Where do we go now?

After a selection in Cannes earlier this year, Lebanese director Nadine Labaki’s new film “Where do we go now?” is finally out and about in France. Films are released on Wednesdays here and I am surprised that it is released in France before it is in Lebanon (date of release: 22 sept.). Labaki is a young and promising film director/actress who impressed me with her first film Caramel. Caramel’s women were subtle and their characters just felt right. I remember it as a touching movie.

“Where do we go now?” is also about women. Women in a mountain village who fight against the sectarianism of their husbands and sons (Christians against Muslims). The women are strong, humorous and smart. Young or old they are remarkable women and Labaki’s feminist streak is always welcome in the film world! The women use all kind of tricks to unite the men – I will not detail those in case you would like to see the film – while more serious issues about religious divides and the violence that follows are depicted.

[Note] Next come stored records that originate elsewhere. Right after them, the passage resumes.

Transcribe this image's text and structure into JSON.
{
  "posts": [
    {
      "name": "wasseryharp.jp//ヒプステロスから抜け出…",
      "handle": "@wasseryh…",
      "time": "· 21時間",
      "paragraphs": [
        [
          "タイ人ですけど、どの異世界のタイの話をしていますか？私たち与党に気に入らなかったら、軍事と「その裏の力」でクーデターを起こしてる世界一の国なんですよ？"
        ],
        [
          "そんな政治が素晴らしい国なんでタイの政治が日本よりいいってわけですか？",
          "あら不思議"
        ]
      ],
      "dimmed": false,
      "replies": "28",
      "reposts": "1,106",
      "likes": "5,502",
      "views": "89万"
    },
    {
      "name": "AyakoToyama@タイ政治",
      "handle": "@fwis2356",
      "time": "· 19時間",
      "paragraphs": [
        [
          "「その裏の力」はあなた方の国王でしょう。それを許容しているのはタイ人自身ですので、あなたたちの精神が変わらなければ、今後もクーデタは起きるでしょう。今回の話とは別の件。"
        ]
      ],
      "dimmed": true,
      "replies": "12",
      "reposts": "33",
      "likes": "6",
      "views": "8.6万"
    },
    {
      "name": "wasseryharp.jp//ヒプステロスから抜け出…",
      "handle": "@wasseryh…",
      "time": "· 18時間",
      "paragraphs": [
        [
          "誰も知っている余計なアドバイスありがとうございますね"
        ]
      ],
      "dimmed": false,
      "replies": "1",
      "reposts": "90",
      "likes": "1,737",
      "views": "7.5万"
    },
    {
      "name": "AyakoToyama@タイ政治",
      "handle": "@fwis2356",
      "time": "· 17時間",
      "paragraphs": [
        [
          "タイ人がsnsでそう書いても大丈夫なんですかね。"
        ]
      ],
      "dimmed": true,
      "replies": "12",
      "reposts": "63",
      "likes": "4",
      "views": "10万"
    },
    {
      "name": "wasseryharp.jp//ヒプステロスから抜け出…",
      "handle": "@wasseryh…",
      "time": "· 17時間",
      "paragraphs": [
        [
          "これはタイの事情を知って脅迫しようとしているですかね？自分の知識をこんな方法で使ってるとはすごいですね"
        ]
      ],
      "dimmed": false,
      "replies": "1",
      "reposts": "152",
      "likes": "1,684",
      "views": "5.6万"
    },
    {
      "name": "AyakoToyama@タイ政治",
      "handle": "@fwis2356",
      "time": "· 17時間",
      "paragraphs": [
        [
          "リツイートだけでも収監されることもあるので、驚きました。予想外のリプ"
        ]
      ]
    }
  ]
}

If, like me, you do not like to hear critiques of films or books before discovering them yourself, you might want to skip what follows!

“Where do we go now?” is filmed very well, the acting is impeccable within the script and the idea of uniting women for a second time but in a different setting is an idea I quite like. Yet, there are a few elements that I also disliked. The first was that the divide between Christians and Muslims living in the same village (a cohabitation not very common in Lebanon as most villages or cities are predominantly of one religious community) is introduced abruptly. If Labaki wants to bring up the issue of sectarianism, a more subtle, mounting tension would have been more efficient and also, more credible.

Also, the narrative lacks coherence and this is partly due to the fact that Labaki is too present as an actress. Labaki’s character is the owner of a café and the film gives the impression that her love story with the worker renovating the café will be central to the narrative. However, halfway through, she switches focus to follow the tragic events a mother from the village is confronted with. This mother becomes the main character and really is the most gripping one. Finally, the pace of the story is uneven as we are rushed from one event to another, without enough time to fully know the village and its inhabitants.

Overall, the film deserved to be a little more polished and could have been much more striking and anti-sectarian in that sense. This being said, I think the film may appeal to different sensibilities, especially in Lebanon where, different generations might relate in various ways to Labaki’s work. Labaki is still bringing forward a new genre and I am sure we will soon discover other new films of hers as potent as Caramel.